As a seminary student, much of my time is spent reading and organizing information for later presentation. Establishing a system and choosing the right tools greatly enhances the process. In this post I want to highlight some of the free software that I have found to be of great utility. Here I am including only the real essential applications, those that I would sorely miss, rather than are simply a luxury:
Quicksilver – This program is first on the list for a reason. If for no other reason, I believe that people should consider a Mac as their next computer based entirely upon this nifty utility. It integrates directly into the Finder, so that you can access and even manipulate files on your computer with just a few keystrokes. You can control your entire computer and use this program to perform complex actions. For example, if I am putting together notes for Sunday School, I can bring up Quicksilver, enter a Scripture reference and the first letters of a translation, and in a moment it will be pasted from Accordance directly into my document. Check out some basic abilities here.
Firefox – This web-browser seems to make it onto every “top software” list since its inception. Though it was a staple for me on the PC, I tried to make do with the Safari browser until I just couldn’t stand the limitations to Gmail and other web 2.0- type applications. Use Safari – it’s the best. Perhaps a post of the most useful plugins will be a later post.
Journlr – I’ve only recently begun to use Journler to organize my life. Perhaps a more fuller-featured program such as iGTD will be preferred by some. These programs are notoriously only-as-useful-as-they-are-used and so the Journler program gets high marks for its simplicity. It makes keeping a journal a real joy and brings tagging and smart folders to personal data.
VLC – This program plays back nearly every media format you might encounter. Previous to free-fullscreen viewing in Quicktime and now after, it is my media player of choice. Download the Perian package of codecs here.
Thunderbird – I spent quite some time looking for a program that could access newgroups, primarily to download files for Libronix. This program does it with flying colors, handling attachments and html formatting like a champ.
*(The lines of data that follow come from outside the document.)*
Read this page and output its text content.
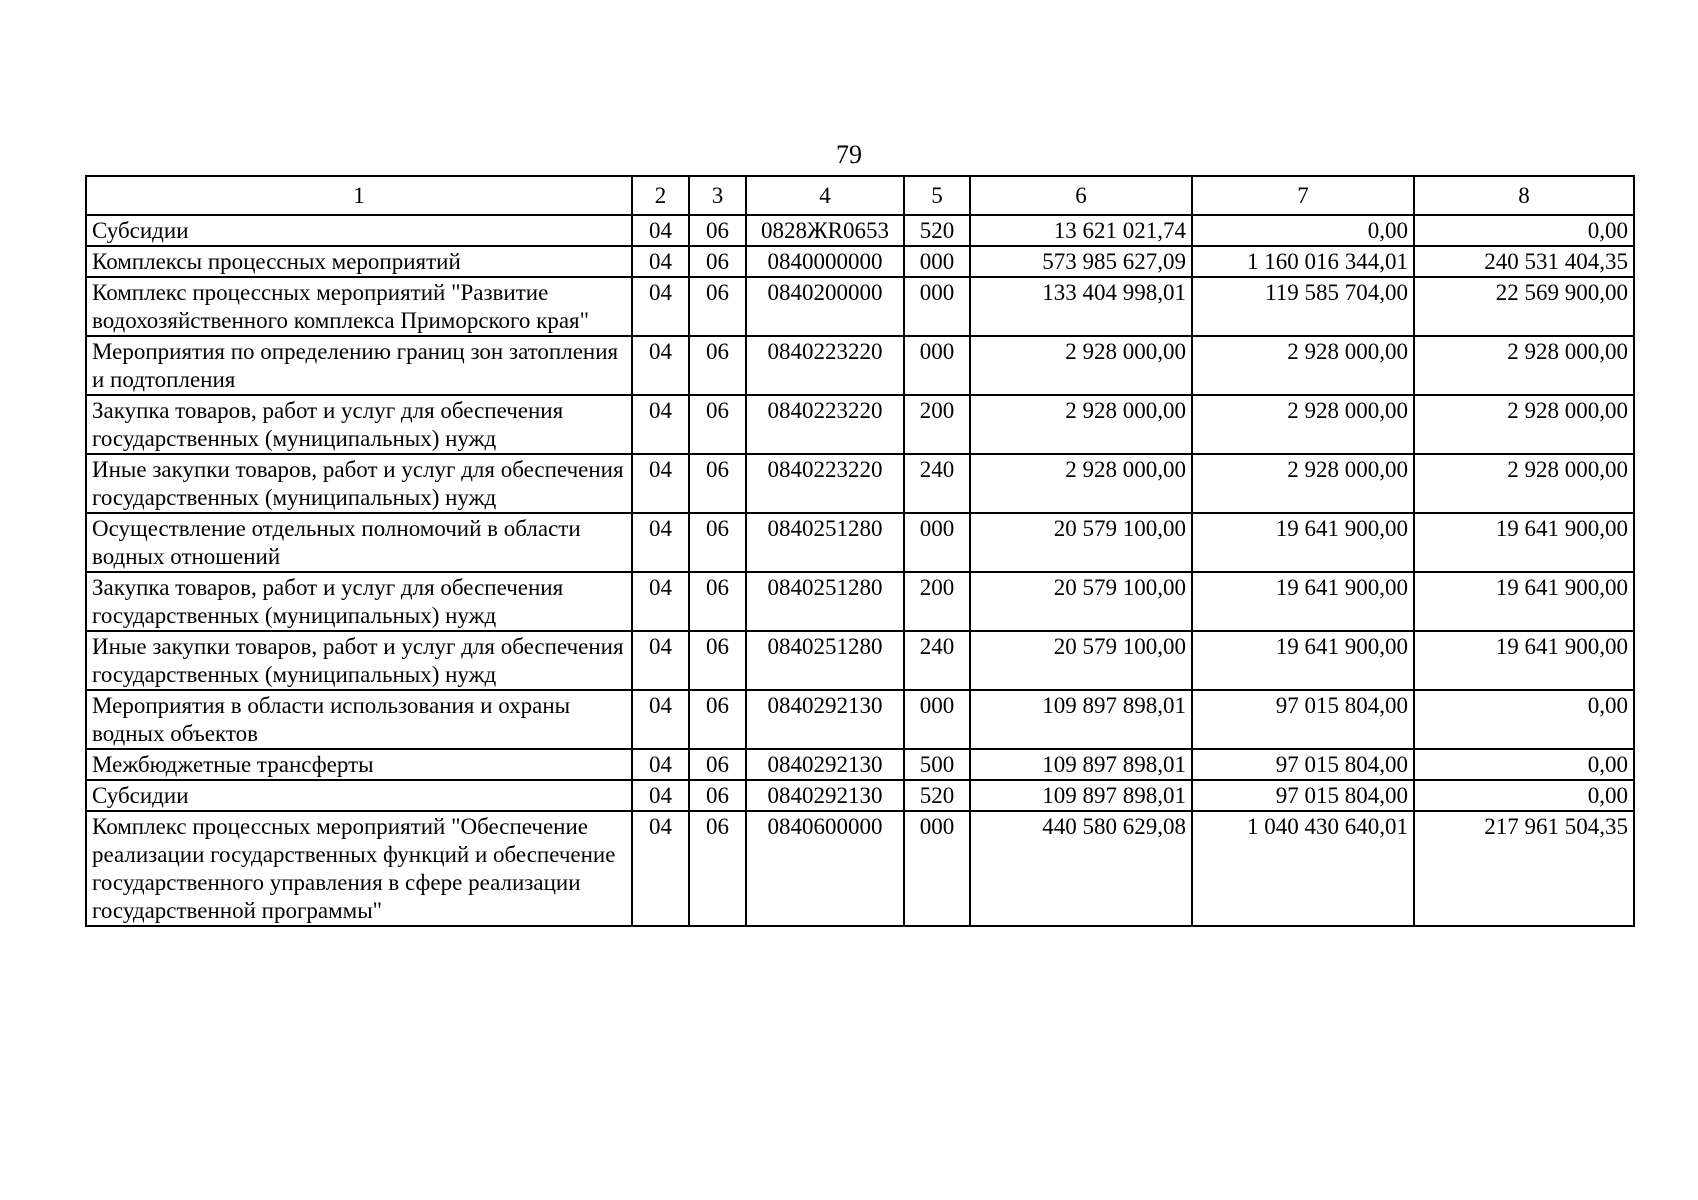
79
1	2	3	4	5	6	7	8
Субсидии	04	06	0828ЖR0653	520	13 621 021,74	0,00	0,00
Комплексы процессных мероприятий	04	06	0840000000	000	573 985 627,09	1 160 016 344,01	240 531 404,35
Комплекс процессных мероприятий "Развитие водохозяйственного комплекса Приморского края"	04	06	0840200000	000	133 404 998,01	119 585 704,00	22 569 900,00
Мероприятия по определению границ зон затопления и подтопления	04	06	0840223220	000	2 928 000,00	2 928 000,00	2 928 000,00
Закупка товаров, работ и услуг для обеспечения государственных (муниципальных) нужд	04	06	0840223220	200	2 928 000,00	2 928 000,00	2 928 000,00
Иные закупки товаров, работ и услуг для обеспечения государственных (муниципальных) нужд	04	06	0840223220	240	2 928 000,00	2 928 000,00	2 928 000,00
Осуществление отдельных полномочий в области водных отношений	04	06	0840251280	000	20 579 100,00	19 641 900,00	19 641 900,00
Закупка товаров, работ и услуг для обеспечения государственных (муниципальных) нужд	04	06	0840251280	200	20 579 100,00	19 641 900,00	19 641 900,00
Иные закупки товаров, работ и услуг для обеспечения государственных (муниципальных) нужд	04	06	0840251280	240	20 579 100,00	19 641 900,00	19 641 900,00
Мероприятия в области использования и охраны водных объектов	04	06	0840292130	000	109 897 898,01	97 015 804,00	0,00
Межбюджетные трансферты	04	06	0840292130	500	109 897 898,01	97 015 804,00	0,00
Субсидии	04	06	0840292130	520	109 897 898,01	97 015 804,00	0,00
Комплекс процессных мероприятий "Обеспечение реализации государственных функций и обеспечение государственного управления в сфере реализации государственной программы"	04	06	0840600000	000	440 580 629,08	1 040 430 640,01	217 961 504,35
Sidenote – On the PC I would litter my computer with text files because notepad was so quick and easy to use. On the Mac, it seems like every text editor takes considerably longer to open. For this reason I use Sidenote, which slides out from the right or left side of the screen to hold whatever notes or thoughts or clippings you want to store, and then slides unobtrusively away.
Freemind – Freemind is a mind mapping program. If you are unfamiliar with it, then you may not know what you’re missing. Rather than composing a linear outline, a mind map is composed of collapsible branches around a central node. It allows you to visualize all the information quickly as you get it down. Though it is not the most intuitive or fully-featured program, I’ve found the export-to-html function to be useful to create quick outlines of personal mind maps.
Books – Books is an open-source book cataloging application for the Mac. It searches Amazon, the Library of Congress, and more in order to find your books by Title, Author, ISBN, or many other fields. It is easy to use and exports web-ready folders. If you have a lot of books, use this to keep them organized and track who is borrowing which books.
iRed Lite – Although there are better programs that utilize the apple remote to control all aspects of your computer, this one is free. If you’ve ever wanted to control more than just Front Row, say for example Powerpoint or Keynote, then this program is a must-have.
Obviously there are many more programs that are useful as well, including those that come pre-installed as a standard. Some other utilities such as Skype are indispensable for friends keeping in contact with family and churches overseas, so this list is by no means exhaustive.
Though not full-fledged programs, I also want to highly recommend the free Mac Excel Expander which I use often. If you’ve ever wanted to split a cell into separate cells each containing a single word, or perhaps put them together with a single click, this is the tool set. Also, if you are doing any sort of original language work and interacting with PCs you will be interested in installing the Bibleworks Fonts for Mac.